I dealt with him openly and honestly. As with everyone else, I gave him the choice. I reminded him that winter was coming and there were still a lot of very hungry people out there. I warned him that when the hordes of starving refugees showed up to finish what the living dead started, he'd have no government protection whatsoever. Hill was a brave, stubborn bastard, but he wasn't an idiot. He agreed to surrender his land and herd only on the condition that his and everyone else's breeding stock remained untouched. We shook on that.
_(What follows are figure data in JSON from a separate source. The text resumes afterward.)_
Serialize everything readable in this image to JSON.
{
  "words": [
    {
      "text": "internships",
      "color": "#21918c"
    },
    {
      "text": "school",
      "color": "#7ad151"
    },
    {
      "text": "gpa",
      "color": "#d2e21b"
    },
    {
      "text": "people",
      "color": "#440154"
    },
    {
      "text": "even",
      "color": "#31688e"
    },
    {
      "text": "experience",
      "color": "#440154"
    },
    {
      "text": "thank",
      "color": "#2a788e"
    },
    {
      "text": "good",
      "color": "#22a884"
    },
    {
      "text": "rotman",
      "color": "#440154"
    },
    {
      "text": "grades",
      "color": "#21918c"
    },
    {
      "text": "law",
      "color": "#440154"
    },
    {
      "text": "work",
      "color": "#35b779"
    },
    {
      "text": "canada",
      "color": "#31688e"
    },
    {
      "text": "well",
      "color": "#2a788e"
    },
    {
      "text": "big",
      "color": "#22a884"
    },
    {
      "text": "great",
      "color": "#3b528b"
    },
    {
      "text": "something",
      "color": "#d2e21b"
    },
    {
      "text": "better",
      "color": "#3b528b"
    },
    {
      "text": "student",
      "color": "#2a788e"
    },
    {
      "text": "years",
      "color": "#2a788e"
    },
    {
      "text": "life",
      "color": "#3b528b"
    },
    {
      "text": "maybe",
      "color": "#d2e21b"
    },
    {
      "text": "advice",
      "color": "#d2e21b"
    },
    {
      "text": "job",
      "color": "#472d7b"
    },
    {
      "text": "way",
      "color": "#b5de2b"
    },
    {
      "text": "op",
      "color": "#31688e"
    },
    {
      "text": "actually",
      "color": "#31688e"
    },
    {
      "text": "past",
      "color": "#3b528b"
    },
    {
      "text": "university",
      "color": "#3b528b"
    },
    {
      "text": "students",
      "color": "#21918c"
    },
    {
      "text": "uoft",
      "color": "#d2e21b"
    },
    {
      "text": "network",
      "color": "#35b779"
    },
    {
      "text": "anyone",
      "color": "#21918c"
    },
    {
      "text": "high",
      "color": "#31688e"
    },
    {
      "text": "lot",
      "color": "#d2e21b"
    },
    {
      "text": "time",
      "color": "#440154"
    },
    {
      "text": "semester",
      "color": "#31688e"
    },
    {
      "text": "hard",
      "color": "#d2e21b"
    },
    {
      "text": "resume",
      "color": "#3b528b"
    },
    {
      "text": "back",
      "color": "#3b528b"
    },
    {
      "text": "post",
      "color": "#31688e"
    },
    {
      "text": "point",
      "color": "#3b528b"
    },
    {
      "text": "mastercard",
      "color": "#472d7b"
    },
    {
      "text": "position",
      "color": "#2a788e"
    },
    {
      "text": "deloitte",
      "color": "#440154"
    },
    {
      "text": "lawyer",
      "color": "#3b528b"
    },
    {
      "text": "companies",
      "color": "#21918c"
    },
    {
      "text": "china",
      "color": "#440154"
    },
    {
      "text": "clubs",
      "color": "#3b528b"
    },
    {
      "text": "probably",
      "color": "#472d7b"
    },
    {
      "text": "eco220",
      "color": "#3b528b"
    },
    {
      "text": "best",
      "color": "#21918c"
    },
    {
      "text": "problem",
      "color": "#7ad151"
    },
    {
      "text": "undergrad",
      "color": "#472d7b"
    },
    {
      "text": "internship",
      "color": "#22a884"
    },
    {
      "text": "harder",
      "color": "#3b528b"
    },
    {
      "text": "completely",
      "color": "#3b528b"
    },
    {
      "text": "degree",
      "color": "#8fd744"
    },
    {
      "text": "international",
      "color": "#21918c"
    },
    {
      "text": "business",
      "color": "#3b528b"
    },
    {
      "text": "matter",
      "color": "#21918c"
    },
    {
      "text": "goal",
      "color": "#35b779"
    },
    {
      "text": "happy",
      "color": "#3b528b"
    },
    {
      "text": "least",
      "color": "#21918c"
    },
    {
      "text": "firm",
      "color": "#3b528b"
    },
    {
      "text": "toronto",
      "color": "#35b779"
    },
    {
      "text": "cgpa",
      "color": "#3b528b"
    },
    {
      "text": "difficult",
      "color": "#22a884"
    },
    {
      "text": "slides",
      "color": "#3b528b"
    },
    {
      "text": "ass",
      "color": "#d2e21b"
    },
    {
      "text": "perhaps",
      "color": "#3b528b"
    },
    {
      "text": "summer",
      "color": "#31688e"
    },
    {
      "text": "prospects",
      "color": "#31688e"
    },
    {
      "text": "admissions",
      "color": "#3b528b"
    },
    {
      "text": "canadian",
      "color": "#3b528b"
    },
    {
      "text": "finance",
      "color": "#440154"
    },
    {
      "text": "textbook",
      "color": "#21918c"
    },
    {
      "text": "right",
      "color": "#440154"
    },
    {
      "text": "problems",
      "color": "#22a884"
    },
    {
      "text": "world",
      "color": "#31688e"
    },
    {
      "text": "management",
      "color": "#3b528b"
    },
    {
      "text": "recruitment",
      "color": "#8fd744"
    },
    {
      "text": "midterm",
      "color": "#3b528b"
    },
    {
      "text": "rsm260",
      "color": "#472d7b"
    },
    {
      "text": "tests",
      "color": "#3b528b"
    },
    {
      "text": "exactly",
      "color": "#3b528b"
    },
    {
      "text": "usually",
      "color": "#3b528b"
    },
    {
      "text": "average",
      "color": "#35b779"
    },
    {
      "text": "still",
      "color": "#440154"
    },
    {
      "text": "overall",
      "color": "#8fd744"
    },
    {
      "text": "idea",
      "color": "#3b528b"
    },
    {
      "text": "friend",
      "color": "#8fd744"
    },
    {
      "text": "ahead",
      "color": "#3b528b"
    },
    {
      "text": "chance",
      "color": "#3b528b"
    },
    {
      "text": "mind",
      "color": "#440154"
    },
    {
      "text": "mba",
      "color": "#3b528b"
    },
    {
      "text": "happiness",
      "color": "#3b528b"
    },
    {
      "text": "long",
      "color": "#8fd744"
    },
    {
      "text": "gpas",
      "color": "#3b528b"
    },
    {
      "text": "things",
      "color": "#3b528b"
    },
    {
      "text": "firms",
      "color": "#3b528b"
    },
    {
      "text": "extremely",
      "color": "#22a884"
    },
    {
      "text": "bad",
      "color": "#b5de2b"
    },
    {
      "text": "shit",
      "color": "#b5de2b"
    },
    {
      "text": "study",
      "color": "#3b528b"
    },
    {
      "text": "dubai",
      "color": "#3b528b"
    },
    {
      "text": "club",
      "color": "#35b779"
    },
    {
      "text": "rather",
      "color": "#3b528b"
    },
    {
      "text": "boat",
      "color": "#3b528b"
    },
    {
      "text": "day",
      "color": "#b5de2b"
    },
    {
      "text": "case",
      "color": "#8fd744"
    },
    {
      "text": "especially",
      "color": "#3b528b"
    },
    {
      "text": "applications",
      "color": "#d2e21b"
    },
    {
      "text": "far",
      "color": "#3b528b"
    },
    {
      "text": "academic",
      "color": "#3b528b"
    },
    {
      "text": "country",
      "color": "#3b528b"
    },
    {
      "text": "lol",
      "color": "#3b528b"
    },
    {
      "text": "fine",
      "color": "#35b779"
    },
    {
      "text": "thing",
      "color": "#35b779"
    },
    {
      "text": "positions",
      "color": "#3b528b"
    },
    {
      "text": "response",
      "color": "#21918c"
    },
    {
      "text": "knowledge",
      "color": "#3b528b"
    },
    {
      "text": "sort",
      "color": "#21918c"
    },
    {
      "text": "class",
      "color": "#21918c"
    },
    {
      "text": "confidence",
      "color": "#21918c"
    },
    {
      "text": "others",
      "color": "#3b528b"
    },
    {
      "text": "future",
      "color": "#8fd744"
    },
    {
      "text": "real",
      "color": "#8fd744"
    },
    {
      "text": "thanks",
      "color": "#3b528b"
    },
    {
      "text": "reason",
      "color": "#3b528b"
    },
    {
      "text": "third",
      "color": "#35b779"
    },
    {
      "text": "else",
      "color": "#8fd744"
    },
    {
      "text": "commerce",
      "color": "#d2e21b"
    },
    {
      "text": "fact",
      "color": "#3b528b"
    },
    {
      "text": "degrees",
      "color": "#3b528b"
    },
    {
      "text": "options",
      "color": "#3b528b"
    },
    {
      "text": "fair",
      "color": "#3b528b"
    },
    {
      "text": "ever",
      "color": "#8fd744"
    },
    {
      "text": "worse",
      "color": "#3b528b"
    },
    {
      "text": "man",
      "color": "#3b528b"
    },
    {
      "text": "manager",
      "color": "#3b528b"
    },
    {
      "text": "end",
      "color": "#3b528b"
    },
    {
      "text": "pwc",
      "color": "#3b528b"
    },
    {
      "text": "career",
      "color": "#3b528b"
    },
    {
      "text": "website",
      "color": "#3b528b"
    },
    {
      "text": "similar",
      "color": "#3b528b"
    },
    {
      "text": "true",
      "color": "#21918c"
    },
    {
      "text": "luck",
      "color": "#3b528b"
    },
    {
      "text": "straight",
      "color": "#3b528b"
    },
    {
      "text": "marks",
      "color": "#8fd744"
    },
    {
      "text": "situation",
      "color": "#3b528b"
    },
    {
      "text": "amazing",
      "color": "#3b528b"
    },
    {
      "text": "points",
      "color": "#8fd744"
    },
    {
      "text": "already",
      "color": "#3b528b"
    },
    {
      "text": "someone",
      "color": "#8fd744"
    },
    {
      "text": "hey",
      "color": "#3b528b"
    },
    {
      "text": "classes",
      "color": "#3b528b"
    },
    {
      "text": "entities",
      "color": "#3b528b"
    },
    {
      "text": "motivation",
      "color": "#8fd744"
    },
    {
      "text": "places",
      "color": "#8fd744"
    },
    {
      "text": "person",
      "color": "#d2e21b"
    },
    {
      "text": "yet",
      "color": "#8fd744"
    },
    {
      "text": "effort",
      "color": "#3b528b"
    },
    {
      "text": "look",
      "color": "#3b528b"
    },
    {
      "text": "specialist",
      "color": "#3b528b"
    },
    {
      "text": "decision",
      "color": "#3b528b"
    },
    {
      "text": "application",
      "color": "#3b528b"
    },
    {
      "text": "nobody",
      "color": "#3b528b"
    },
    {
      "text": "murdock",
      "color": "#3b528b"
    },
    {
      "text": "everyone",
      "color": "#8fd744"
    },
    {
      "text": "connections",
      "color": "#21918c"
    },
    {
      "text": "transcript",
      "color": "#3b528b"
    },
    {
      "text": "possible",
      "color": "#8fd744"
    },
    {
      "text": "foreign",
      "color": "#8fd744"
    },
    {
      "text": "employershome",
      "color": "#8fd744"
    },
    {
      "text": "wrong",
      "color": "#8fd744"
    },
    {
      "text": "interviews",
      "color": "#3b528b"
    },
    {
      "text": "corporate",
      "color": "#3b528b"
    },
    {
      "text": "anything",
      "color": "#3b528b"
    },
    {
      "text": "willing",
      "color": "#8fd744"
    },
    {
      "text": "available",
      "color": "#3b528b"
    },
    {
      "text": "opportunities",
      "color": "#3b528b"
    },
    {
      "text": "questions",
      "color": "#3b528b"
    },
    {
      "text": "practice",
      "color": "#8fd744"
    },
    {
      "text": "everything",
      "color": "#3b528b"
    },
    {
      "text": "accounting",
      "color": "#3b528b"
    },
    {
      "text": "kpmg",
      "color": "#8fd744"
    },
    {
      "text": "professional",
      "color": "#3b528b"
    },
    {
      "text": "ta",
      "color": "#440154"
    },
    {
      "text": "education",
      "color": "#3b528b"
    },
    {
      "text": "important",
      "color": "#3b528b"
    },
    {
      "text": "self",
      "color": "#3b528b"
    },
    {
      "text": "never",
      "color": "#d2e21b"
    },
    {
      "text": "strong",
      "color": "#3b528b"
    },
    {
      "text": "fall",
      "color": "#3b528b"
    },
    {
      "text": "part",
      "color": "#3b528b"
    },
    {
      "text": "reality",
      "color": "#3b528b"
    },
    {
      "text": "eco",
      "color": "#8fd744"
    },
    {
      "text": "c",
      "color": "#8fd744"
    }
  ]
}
Tender, juicy steaks—can you think of a better icon of our prewar artificial standard of living? And yet it was that standard that ended up being our second great advantage. The only way to supplement our resource base was recycling. This was nothing new. The Israelis had started when they sealed their borders and since then each nation had adopted it to one degree or another. None of their stockpiles, however, could even compare to what we had at our disposal. Think about what life was like in the prewar America. Even those considered middle class enjoyed, or took for granted, a level of material comfort unheard of by any other nation at any other time in human history. The clothing, the kitchenware, the electronics, the automobiles, just in the Los Angeles basin alone, outnumbered the prewar population by three to one. The cars poured in by the millions, every house, every neighborhood. We had an entire industry of over a hundred thousand employees working three shifts, seven days a week: collecting, cataloging, disassembling, storing, and shipping parts and pieces to factories all over the coast. There was a little trouble, like with the cattle ranchers, people not wanting to turn over their Hummers or vintage Italian midlife crisis mobiles. Funny, no gas to run them but they still hung on anyway. It didn't bother me too much. They were a pleasure to deal with compared to the military establishment.